Celebrity mom Chrissy Teigen generated buzz recently by sharing a photo of her 6-month-old son, Miles, wearing a cranial helmet. Though the image of a baby in headgear might make you do a double-take, many parents are familiar with this simple and effective form of therapy used to treat young babies’ plagiocephaly.
Plagiocephaly — sometimes called “flat head syndrome” — is both common and treatable, typically occurring in infants whose skulls are less firm than older children.
We consulted AdventHealth for Children pediatric physical therapist Susan Robins to learn more about the diagnosis and treatment of this particular condition.
Why has plagiocephaly become common?
In 1992, the American Academy of Pediatrics recommended newborns be put to sleep on their backs to reduce the risk of SIDS. Since then, cases of plagiocephaly have become much more common; the condition is often a result of sleeping in the same position repeatedly.

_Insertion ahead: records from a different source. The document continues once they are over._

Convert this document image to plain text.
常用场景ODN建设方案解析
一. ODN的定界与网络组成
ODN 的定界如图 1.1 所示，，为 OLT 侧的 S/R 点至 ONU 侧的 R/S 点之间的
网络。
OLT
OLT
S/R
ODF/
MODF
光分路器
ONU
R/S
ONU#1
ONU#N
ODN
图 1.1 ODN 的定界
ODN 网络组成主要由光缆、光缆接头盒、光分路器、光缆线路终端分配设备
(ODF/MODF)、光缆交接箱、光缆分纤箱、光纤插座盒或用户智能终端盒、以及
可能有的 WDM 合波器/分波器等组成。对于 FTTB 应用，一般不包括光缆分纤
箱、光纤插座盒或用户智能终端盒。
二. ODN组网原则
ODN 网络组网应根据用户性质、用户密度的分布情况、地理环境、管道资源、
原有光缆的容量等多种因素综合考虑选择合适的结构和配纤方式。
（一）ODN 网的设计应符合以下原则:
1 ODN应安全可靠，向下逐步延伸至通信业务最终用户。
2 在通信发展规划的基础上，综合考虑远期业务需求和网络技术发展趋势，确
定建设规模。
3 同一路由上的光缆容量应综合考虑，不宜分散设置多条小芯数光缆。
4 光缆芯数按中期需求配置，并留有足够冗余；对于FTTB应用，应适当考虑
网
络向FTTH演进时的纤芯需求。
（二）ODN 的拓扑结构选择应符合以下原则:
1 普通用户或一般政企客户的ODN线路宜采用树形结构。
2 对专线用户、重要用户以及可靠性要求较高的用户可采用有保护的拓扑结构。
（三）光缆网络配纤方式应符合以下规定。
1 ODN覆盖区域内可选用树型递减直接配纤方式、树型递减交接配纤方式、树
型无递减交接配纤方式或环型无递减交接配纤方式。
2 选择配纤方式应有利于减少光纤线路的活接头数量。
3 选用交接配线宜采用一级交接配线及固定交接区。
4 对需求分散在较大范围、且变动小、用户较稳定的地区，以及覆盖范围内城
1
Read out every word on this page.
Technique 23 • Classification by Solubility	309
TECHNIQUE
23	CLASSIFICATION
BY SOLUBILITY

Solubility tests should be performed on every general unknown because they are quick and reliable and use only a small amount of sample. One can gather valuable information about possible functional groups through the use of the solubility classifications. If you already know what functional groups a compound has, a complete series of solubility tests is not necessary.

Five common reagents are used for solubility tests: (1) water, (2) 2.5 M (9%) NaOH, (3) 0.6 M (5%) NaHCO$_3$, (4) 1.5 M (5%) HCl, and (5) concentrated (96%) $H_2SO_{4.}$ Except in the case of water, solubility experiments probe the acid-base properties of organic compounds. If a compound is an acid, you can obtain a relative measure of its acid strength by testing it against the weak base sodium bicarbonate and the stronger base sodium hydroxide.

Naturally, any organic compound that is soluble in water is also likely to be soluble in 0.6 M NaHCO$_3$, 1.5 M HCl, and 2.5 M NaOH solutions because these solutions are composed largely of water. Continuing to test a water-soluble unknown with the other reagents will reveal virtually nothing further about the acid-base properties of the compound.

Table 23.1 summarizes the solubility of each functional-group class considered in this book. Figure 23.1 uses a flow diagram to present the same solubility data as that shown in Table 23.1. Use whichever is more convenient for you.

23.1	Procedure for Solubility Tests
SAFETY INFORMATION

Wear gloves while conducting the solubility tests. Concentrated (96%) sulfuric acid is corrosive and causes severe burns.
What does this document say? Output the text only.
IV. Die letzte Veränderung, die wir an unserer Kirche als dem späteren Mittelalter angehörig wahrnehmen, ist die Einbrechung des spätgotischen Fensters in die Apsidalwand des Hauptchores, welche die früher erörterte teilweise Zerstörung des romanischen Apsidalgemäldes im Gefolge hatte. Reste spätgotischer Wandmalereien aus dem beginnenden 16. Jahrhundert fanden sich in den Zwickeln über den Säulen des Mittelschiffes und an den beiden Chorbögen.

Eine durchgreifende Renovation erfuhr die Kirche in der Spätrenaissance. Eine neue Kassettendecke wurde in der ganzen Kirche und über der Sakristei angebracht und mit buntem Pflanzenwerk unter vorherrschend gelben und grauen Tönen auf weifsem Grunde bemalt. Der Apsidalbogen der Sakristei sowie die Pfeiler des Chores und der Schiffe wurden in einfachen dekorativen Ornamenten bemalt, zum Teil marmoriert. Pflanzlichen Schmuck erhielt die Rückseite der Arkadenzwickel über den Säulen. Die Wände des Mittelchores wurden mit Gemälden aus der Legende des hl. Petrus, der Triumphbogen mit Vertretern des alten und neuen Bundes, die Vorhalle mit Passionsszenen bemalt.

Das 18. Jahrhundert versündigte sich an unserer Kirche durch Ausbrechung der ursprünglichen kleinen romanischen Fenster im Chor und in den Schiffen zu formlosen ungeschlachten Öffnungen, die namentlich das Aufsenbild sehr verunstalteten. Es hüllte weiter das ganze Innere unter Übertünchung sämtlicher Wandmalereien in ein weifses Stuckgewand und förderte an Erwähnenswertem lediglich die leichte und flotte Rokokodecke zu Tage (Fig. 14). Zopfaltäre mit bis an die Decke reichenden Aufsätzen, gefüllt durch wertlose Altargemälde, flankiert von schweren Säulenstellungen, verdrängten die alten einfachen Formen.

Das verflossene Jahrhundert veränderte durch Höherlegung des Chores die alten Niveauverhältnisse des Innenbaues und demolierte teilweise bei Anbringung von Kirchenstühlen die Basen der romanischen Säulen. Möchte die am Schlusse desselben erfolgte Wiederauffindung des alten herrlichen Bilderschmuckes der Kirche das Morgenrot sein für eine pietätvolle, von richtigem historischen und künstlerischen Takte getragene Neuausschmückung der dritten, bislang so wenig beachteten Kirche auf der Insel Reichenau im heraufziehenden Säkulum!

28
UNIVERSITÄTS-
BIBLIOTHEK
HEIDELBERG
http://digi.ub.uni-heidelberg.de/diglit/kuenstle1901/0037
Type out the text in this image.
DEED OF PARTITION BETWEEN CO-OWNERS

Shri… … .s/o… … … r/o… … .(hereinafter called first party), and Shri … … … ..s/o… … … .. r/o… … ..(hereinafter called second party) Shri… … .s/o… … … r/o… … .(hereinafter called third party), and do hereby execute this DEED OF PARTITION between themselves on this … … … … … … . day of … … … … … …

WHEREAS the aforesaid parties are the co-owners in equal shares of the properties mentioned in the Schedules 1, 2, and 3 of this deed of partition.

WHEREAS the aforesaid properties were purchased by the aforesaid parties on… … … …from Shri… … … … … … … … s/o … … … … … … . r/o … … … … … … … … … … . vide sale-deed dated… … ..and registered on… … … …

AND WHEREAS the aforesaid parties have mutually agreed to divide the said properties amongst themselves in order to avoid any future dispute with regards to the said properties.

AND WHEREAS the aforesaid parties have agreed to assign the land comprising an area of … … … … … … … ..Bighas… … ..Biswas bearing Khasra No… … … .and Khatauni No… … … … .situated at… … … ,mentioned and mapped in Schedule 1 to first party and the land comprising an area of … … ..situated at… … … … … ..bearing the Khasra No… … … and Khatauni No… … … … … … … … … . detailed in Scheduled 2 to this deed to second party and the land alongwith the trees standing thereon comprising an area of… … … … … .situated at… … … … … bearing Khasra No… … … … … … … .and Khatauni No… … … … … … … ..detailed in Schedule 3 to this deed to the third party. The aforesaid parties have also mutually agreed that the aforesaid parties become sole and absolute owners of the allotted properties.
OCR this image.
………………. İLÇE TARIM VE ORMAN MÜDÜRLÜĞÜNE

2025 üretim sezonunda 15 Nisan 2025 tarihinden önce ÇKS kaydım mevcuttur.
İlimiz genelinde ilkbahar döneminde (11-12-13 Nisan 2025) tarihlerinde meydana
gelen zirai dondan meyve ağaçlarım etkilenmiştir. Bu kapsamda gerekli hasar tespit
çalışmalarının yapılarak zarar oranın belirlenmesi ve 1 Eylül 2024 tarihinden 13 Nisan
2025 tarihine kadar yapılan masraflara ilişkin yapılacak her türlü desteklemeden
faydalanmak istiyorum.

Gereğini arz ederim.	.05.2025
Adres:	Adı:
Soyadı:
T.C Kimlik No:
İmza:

“Because parents are told to put their baby ‘Back to Sleep,’ they’re sometimes afraid to incorporate tummy time during the day for play,” said Robins.
Even if your baby does not have plagiocephaly, routine “tummy time” is still a great prevention method. But sometimes, the condition is simply inevitable. Some degree of plagiocephaly is common at birth due to the baby’s position in the womb, but may resolve itself as the child grows.
“Many times babies develop a misshapen head because of a tight neck muscle which makes them tilt and/or turn to one side more than the other,” Robins said.
Is it painful?
Fortunately, plagiocephaly isn’t painful for your child. Even if it requires a helmet to treat, your baby should quickly adapt to his or her new accessory. If worn properly, problems like skin irritation and discomfort should not occur.
How is it treated?
“If a neck muscle is tight, the baby will benefit from physical therapy to stretch the tight muscle as well as strengthen all of the neck muscles,” says Robins. “If not addressed, a head tilt can lead to asymmetrical sitting, crawling with one leg up and asymmetrical walking, all because they have difficulty lengthening on the shortened side to shift their weight.”
If physical therapy isn’t the solution for your baby’s plagiocephaly, helmet therapy can help. The helmets are custom-fit and foam-lined so they can snugly direct growth of the bones. It’s important to start this therapy early — before the bones become naturally fused — if it’s recommended by your baby’s doctor.
“We’ve seen amazing results in a relatively short period of time,” said Robins, though each child is unique. “Depending on the severity, kids generally wear the helmet only 3 to 6 months.”